Trade Me created jobs for 350 people and has seen several staff head off and build their own multi- million companies.
Xero employs 400 people and has gone from being worth nothing to $5 billion in a few short years and created "a huge amount of wealth".
Such success had paved the way for new business.
When Sam started Trade Me, aged 23, capital was difficult to come by. It is much easier now for good young businesses to go out and raise a million in venture capital.
Xero has pushed that even further, bringing in talent and venture capital from around the world, "and you've got to earn that".
"You've got to have something which is world class to do that but once you have there's this real virtuous effect where you've got people down to New Zealand, you've got New Zealanders going to the US, you've got capital going out and capital coming back. It's working pretty well.
"To me it's an extraordinary achievement. If you think, people were really impressed when we sold Trade Me for $750m, but Xero is six or seven times that size. It's a big deal."
This was what New Zealand needed, Sam says - to diversify beyond the primary sector and create large-scale businesses.
"If we can build a few more of them in the next 10 years - if we get two more of them that's pretty big."

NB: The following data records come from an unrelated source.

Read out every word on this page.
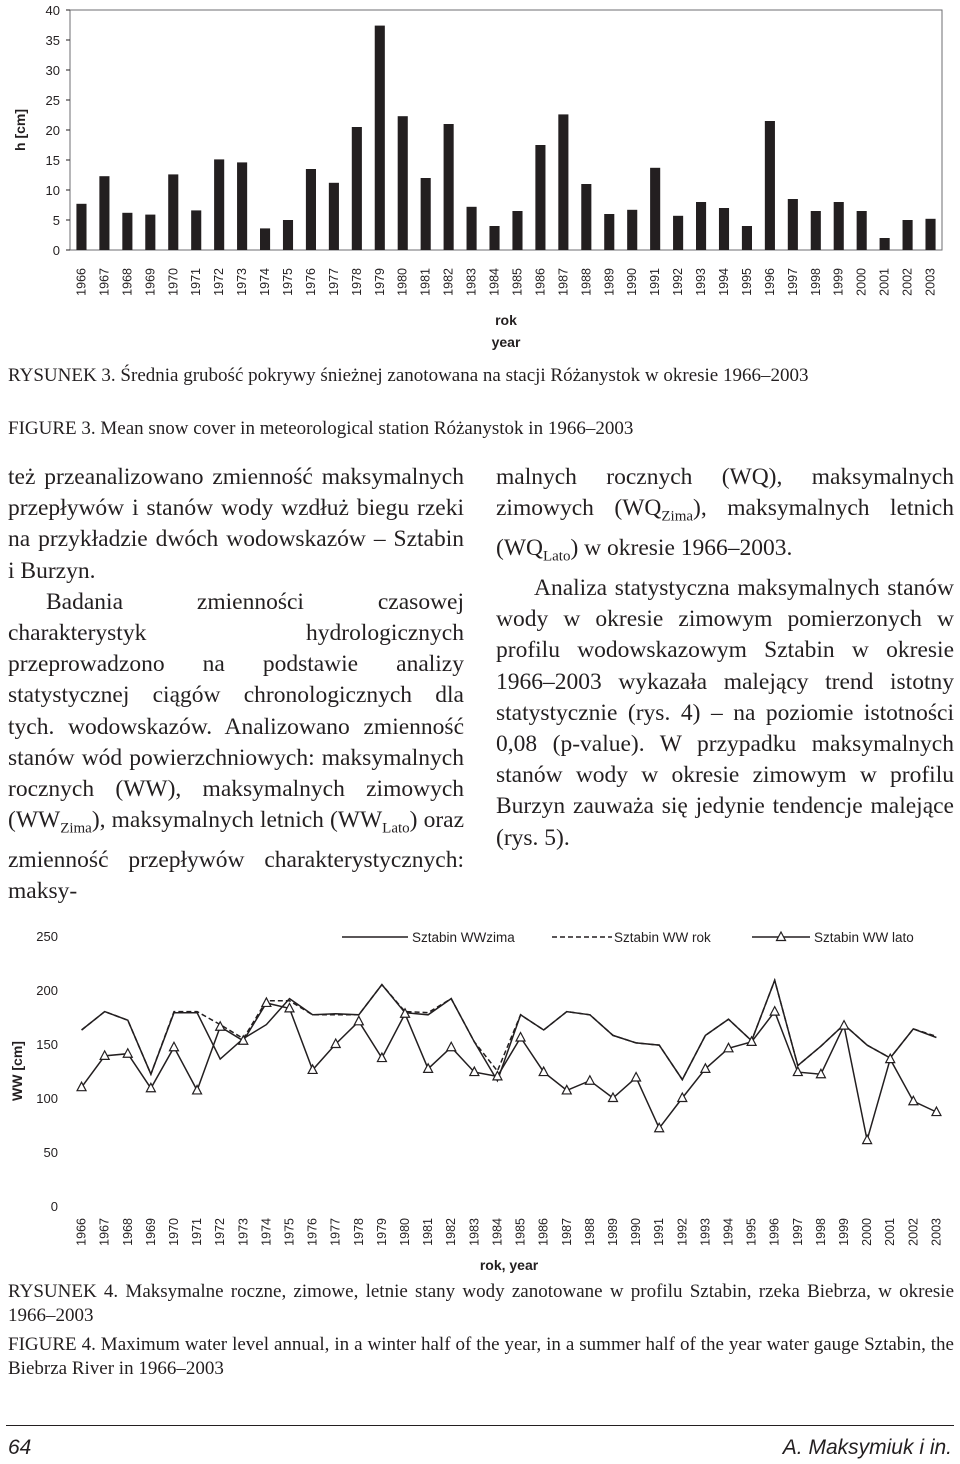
0
5
10
15
20
25
30
35
40
h [cm]
1966 1967 1968 1969 1970 1971 1972 1973 1974 1975 1976 1977 1978 1979 1980 1981 1982 1983 1984 1985 1986 1987 1988 1989 1990 1991 1992 1993 1994 1995 1996 1997 1998 1999 2000 2001 2002 2003
rok
year
RYSUNEK 3. Średnia grubość pokrywy śnieżnej zanotowana na stacji Różanystok w okresie 1966–2003
FIGURE 3. Mean snow cover in meteorological station Różanystok in 1966–2003

też przeanalizowano zmienność maksymalnych przepływów i stanów wody wzdłuż biegu rzeki na przykładzie dwóch wodowskazów – Sztabin i Burzyn.

Badania zmienności czasowej charakterystyk hydrologicznych przeprowadzono na podstawie analizy statystycznej ciągów chronologicznych dla tych. wodowskazów. Analizowano zmienność stanów wód powierzchniowych: maksymalnych rocznych (WW), maksymalnych zimowych $(WW_{Zima})$, maksymalnych letnich $(WW_{Lato})$ oraz zmienność przepływów charakterystycznych: maksy-

malnych rocznych (WQ), maksymalnych zimowych $(WQ_{Zima})$, maksymalnych letnich $(WQ_{Lato})$ w okresie 1966–2003.

Analiza statystyczna maksymalnych stanów wody w okresie zimowym pomierzonych w profilu wodowskazowym Sztabin w okresie 1966–2003 wykazała malejący trend istotny statystycznie (rys. 4) – na poziomie istotności 0,08 (p-value). W przypadku maksymalnych stanów wody w okresie zimowym w profilu Burzyn zauważa się jedynie tendencje malejące (rys. 5).

0
50
100
150
200
250
WW [cm]
1966 1967 1968 1969 1970 1971 1972 1973 1974 1975 1976 1977 1978 1979 1980 1981 1982 1983 1984 1985 1986 1987 1988 1989 1990 1991 1992 1993 1994 1995 1996 1997 1998 1999 2000 2001 2002 2003
rok, year
Sztabin WWzima	Sztabin WW rok	Sztabin WW lato
RYSUNEK 4. Maksymalne roczne, zimowe, letnie stany wody zanotowane w profilu Sztabin, rzeka Biebrza, w okresie 1966–2003
FIGURE 4. Maximum water level annual, in a winter half of the year, in a summer half of the year water gauge Sztabin, the Biebrza River in 1966–2003
64	A. Maksymiuk i in.
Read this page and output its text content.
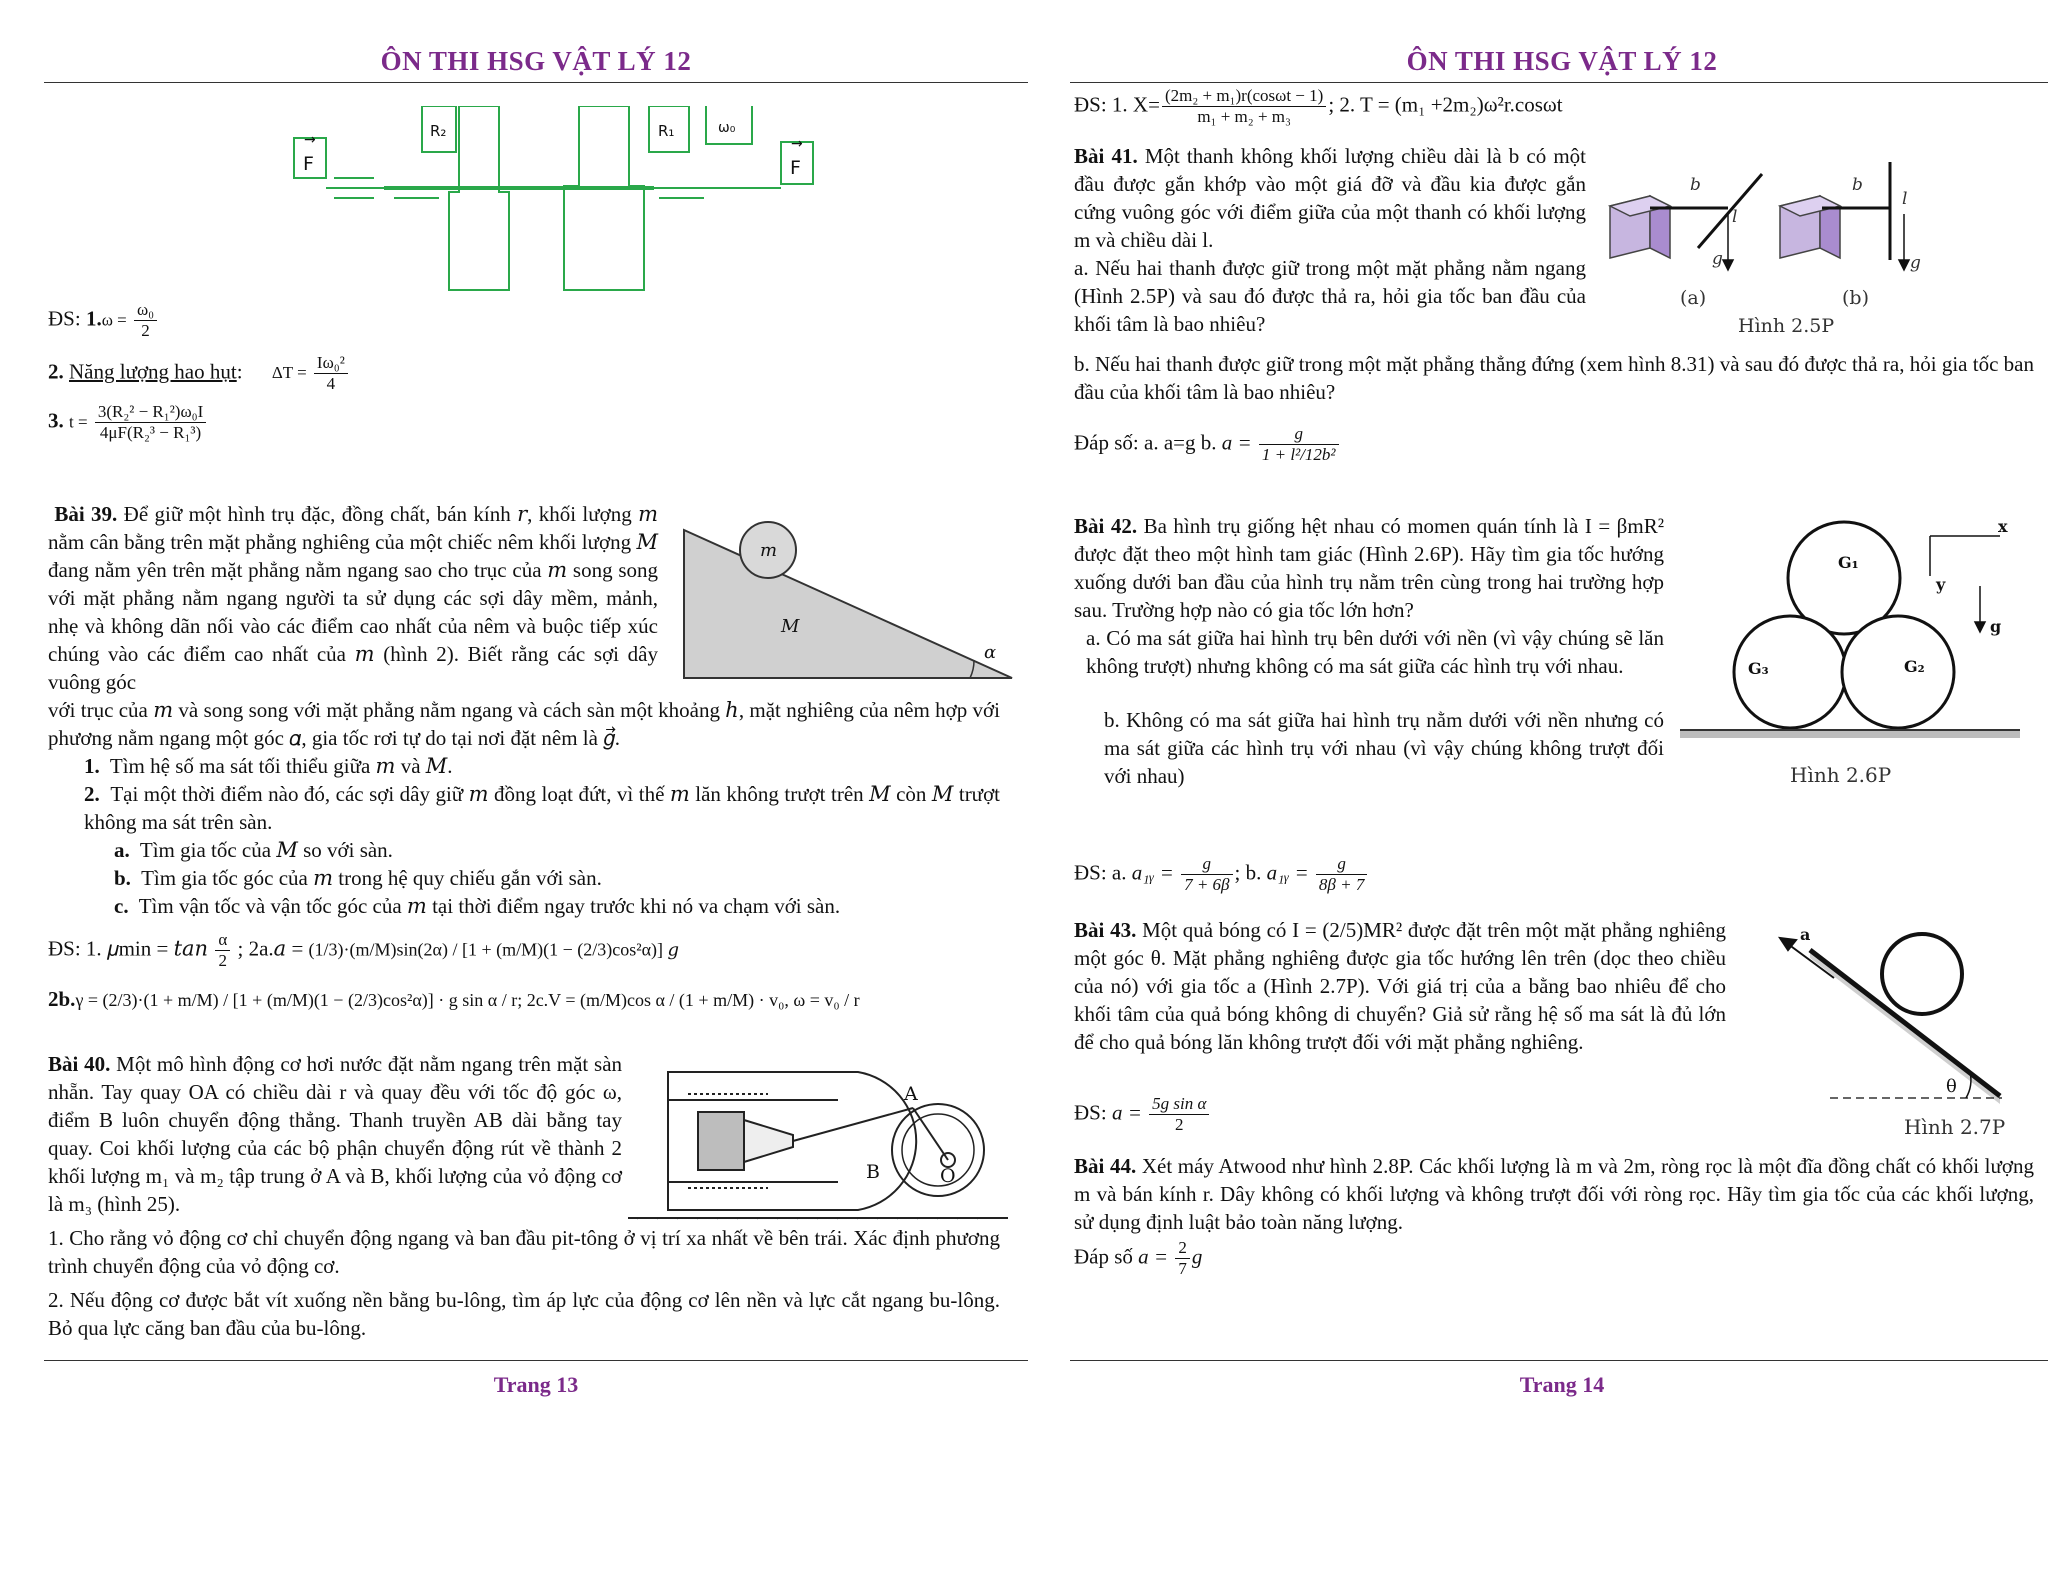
ÔN THI HSG VẬT LÝ 12
F
→
F
→
R₂	R₁	ω₀

ĐS: $1.\omega = \frac{\text{ω₀}}{2}$

2. Năng lượng hao hụt: $\Delta T = \frac{\text{Iω₀²}}{4}$

3. $t = \frac{\text{3(R₂² − R₁²)ω₀I}}{\text{4μF(R₂³ − R₁³)}}$

Bài 39. Để giữ một hình trụ đặc, đồng chất, bán kính 𝑟, khối lượng 𝑚 nằm cân bằng trên mặt phẳng nghiêng của một chiếc nêm khối lượng 𝑀 đang nằm yên trên mặt phẳng nằm ngang sao cho trục của 𝑚 song song với mặt phẳng nằm ngang người ta sử dụng các sợi dây mềm, mảnh, nhẹ và không dãn nối vào các điểm cao nhất của nêm và buộc tiếp xúc chúng vào các điểm cao nhất của 𝑚 (hình 2). Biết rằng các sợi dây vuông góc

m
M
α

với trục của 𝑚 và song song với mặt phẳng nằm ngang và cách sàn một khoảng ℎ, mặt nghiêng của nêm hợp với phương nằm ngang một góc 𝛼, gia tốc rơi tự do tại nơi đặt nêm là 𝑔⃗.

1. Tìm hệ số ma sát tối thiểu giữa 𝑚 và 𝑀.

2. Tại một thời điểm nào đó, các sợi dây giữ 𝑚 đồng loạt đứt, vì thế 𝑚 lăn không trượt trên 𝑀 còn 𝑀 trượt không ma sát trên sàn.

a. Tìm gia tốc của 𝑀 so với sàn.

b. Tìm gia tốc góc của 𝑚 trong hệ quy chiếu gắn với sàn.

c. Tìm vận tốc và vận tốc góc của 𝑚 tại thời điểm ngay trước khi nó va chạm với sàn.

ĐS: 1. 𝜇min = 𝑡𝑎𝑛 $\frac{\alpha}{2}$ ; 2a.𝑎 = (1/3)·(m/M)sin(2α) / [1 + (m/M)(1 − (2/3)cos²α)] 𝑔

2b.γ = (2/3)·(1 + m/M) / [1 + (m/M)(1 − (2/3)cos²α)] · g sin α / r; 2c.V = (m/M)cos α / (1 + m/M) · v₀, ω = v₀ / r

Bài 40. Một mô hình động cơ hơi nước đặt nằm ngang trên mặt sàn nhẵn. Tay quay OA có chiều dài r và quay đều với tốc độ góc ω, điểm B luôn chuyển động thẳng. Thanh truyền AB dài bằng tay quay. Coi khối lượng của các bộ phận chuyển động rút về thành 2 khối lượng m₁ và m₂ tập trung ở A và B, khối lượng của vỏ động cơ là m₃ (hình 25).

A
B	O

1. Cho rằng vỏ động cơ chỉ chuyển động ngang và ban đầu pit-tông ở vị trí xa nhất về bên trái. Xác định phương trình chuyển động của vỏ động cơ.

2. Nếu động cơ được bắt vít xuống nền bằng bu-lông, tìm áp lực của động cơ lên nền và lực cắt ngang bu-lông. Bỏ qua lực căng ban đầu của bu-lông.

Trang 13
ÔN THI HSG VẬT LÝ 12

ĐS: 1. $X= \frac{\text{(2m₂ + m₁)r(cosωt − 1)}}{\text{m₁ + m₂ + m₃}}$ ; 2. T = (m₁ +2m₂)ω²r.cosωt

Bài 41. Một thanh không khối lượng chiều dài là b có một đầu được gắn khớp vào một giá đỡ và đầu kia được gắn cứng vuông góc với điểm giữa của một thanh có khối lượng m và chiều dài l.

a. Nếu hai thanh được giữ trong một mặt phẳng nằm ngang (Hình 2.5P) và sau đó được thả ra, hỏi gia tốc ban đầu của khối tâm là bao nhiêu?

b
l
g
b
l
g
(a)	(b)
Hình 2.5P

b. Nếu hai thanh được giữ trong một mặt phẳng thẳng đứng (xem hình 8.31) và sau đó được thả ra, hỏi gia tốc ban đầu của khối tâm là bao nhiêu?

Đáp số: a. a=g b. $a = \frac{g}{\text{1 + l²/12b²}}$

Bài 42. Ba hình trụ giống hệt nhau có momen quán tính là I = βmR² được đặt theo một hình tam giác (Hình 2.6P). Hãy tìm gia tốc hướng xuống dưới ban đầu của hình trụ nằm trên cùng trong hai trường hợp sau. Trường hợp nào có gia tốc lớn hơn?

a. Có ma sát giữa hai hình trụ bên dưới với nền (vì vậy chúng sẽ lăn không trượt) nhưng không có ma sát giữa các hình trụ với nhau.

b. Không có ma sát giữa hai hình trụ nằm dưới với nền nhưng có ma sát giữa các hình trụ với nhau (vì vậy chúng không trượt đối với nhau)

G₁
G₂
G₃
x
y
g
Hình 2.6P

ĐS: a. a₁ᵧ = $\frac{g}{7 + 6\beta}$ ; b. a₁ᵧ = $\frac{g}{8\beta + 7}$

Bài 43. Một quả bóng có I = (2/5)MR² được đặt trên một mặt phẳng nghiêng một góc θ. Mặt phẳng nghiêng được gia tốc hướng lên trên (dọc theo chiều của nó) với gia tốc a (Hình 2.7P). Với giá trị của a bằng bao nhiêu để cho khối tâm của quả bóng không di chuyển? Giả sử rằng hệ số ma sát là đủ lớn để cho quả bóng lăn không trượt đối với mặt phẳng nghiêng.

a
θ
Hình 2.7P

ĐS: $a = \frac{\text{5g sin α}}{2}$

Bài 44. Xét máy Atwood như hình 2.8P. Các khối lượng là m và 2m, ròng rọc là một đĩa đồng chất có khối lượng m và bán kính r. Dây không có khối lượng và không trượt đối với ròng rọc. Hãy tìm gia tốc của các khối lượng, sử dụng định luật bảo toàn năng lượng.

Đáp số $a = \frac{2}{7}$ g

Trang 14
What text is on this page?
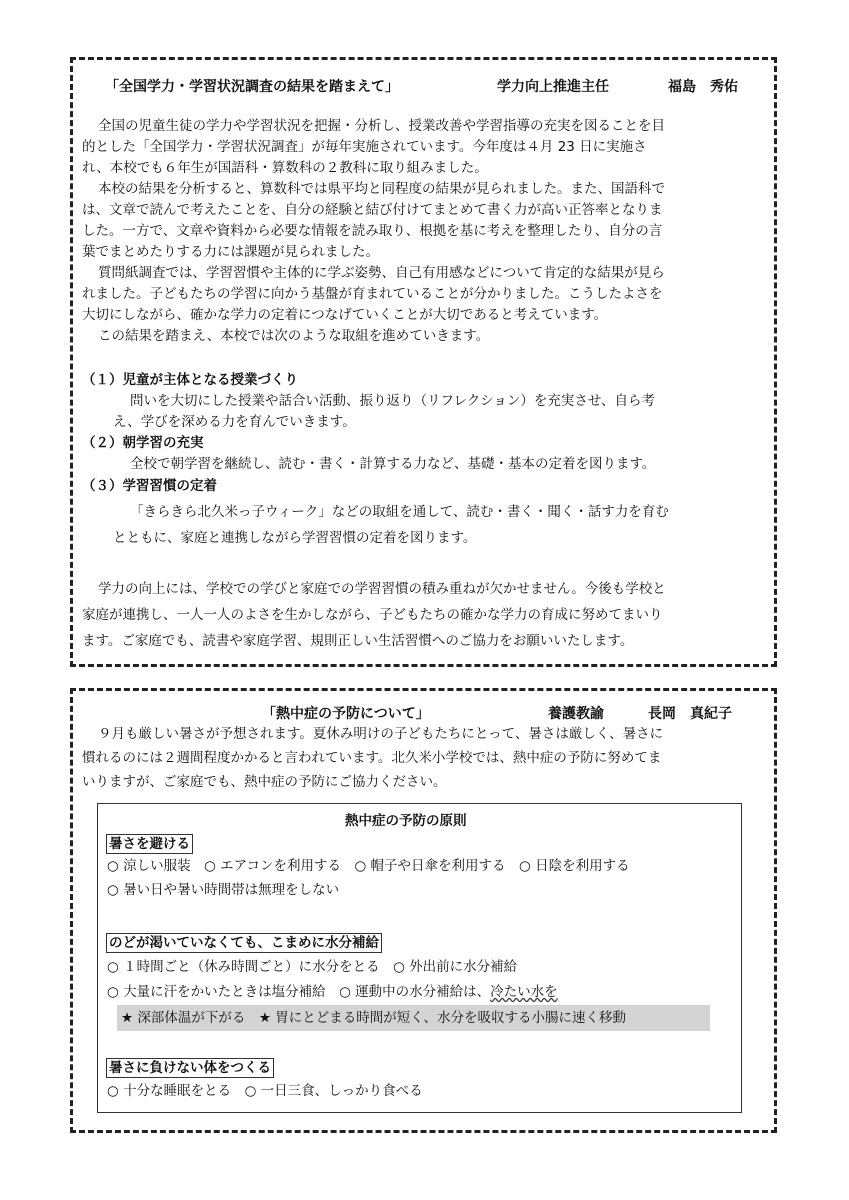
「全国学力・学習状況調査の結果を踏まえて」	学力向上推進主任	福島　秀佑
全国の児童生徒の学力や学習状況を把握・分析し、授業改善や学習指導の充実を図ることを目
的とした「全国学力・学習状況調査」が毎年実施されています。今年度は４月 23 日に実施さ
れ、本校でも６年生が国語科・算数科の２教科に取り組みました。
本校の結果を分析すると、算数科では県平均と同程度の結果が見られました。また、国語科で
は、文章で読んで考えたことを、自分の経験と結び付けてまとめて書く力が高い正答率となりま
した。一方で、文章や資料から必要な情報を読み取り、根拠を基に考えを整理したり、自分の言
葉でまとめたりする力には課題が見られました。
質問紙調査では、学習習慣や主体的に学ぶ姿勢、自己有用感などについて肯定的な結果が見ら
れました。子どもたちの学習に向かう基盤が育まれていることが分かりました。こうしたよさを
大切にしながら、確かな学力の定着につなげていくことが大切であると考えています。
この結果を踏まえ、本校では次のような取組を進めていきます。
（１）児童が主体となる授業づくり
問いを大切にした授業や話合い活動、振り返り（リフレクション）を充実させ、自ら考
え、学びを深める力を育んでいきます。
（２）朝学習の充実
全校で朝学習を継続し、読む・書く・計算する力など、基礎・基本の定着を図ります。
（３）学習習慣の定着
「きらきら北久米っ子ウィーク」などの取組を通して、読む・書く・聞く・話す力を育む
とともに、家庭と連携しながら学習習慣の定着を図ります。
学力の向上には、学校での学びと家庭での学習習慣の積み重ねが欠かせません。今後も学校と
家庭が連携し、一人一人のよさを生かしながら、子どもたちの確かな学力の育成に努めてまいり
ます。ご家庭でも、読書や家庭学習、規則正しい生活習慣へのご協力をお願いいたします。
「熱中症の予防について」	養護教諭	長岡　真紀子
９月も厳しい暑さが予想されます。夏休み明けの子どもたちにとって、暑さは厳しく、暑さに
慣れるのには２週間程度かかると言われています。北久米小学校では、熱中症の予防に努めてま
いりますが、ご家庭でも、熱中症の予防にご協力ください。
熱中症の予防の原則
暑さを避ける
○ 涼しい服装　○ エアコンを利用する　○ 帽子や日傘を利用する　○ 日陰を利用する
○ 暑い日や暑い時間帯は無理をしない
のどが渇いていなくても、こまめに水分補給
○ １時間ごと（休み時間ごと）に水分をとる　○ 外出前に水分補給
○ 大量に汗をかいたときは塩分補給　○ 運動中の水分補給は、冷たい水を
★ 深部体温が下がる　★ 胃にとどまる時間が短く、水分を吸収する小腸に速く移動
暑さに負けない体をつくる
○ 十分な睡眠をとる　○ 一日三食、しっかり食べる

Gareth plans to keep pushing his projects, including his plan to revive the Phoenix and build them a new stadium and his controversial anti-cat campaign - something he jokes has provoked a far more visceral reaction than he expected.
But he's happy with how things have turned out for him and his family. "I haven't found it yet, haven't found any downside, it's great, it's awesome, I'm happy, but I was happy before. So nothing's changed, really."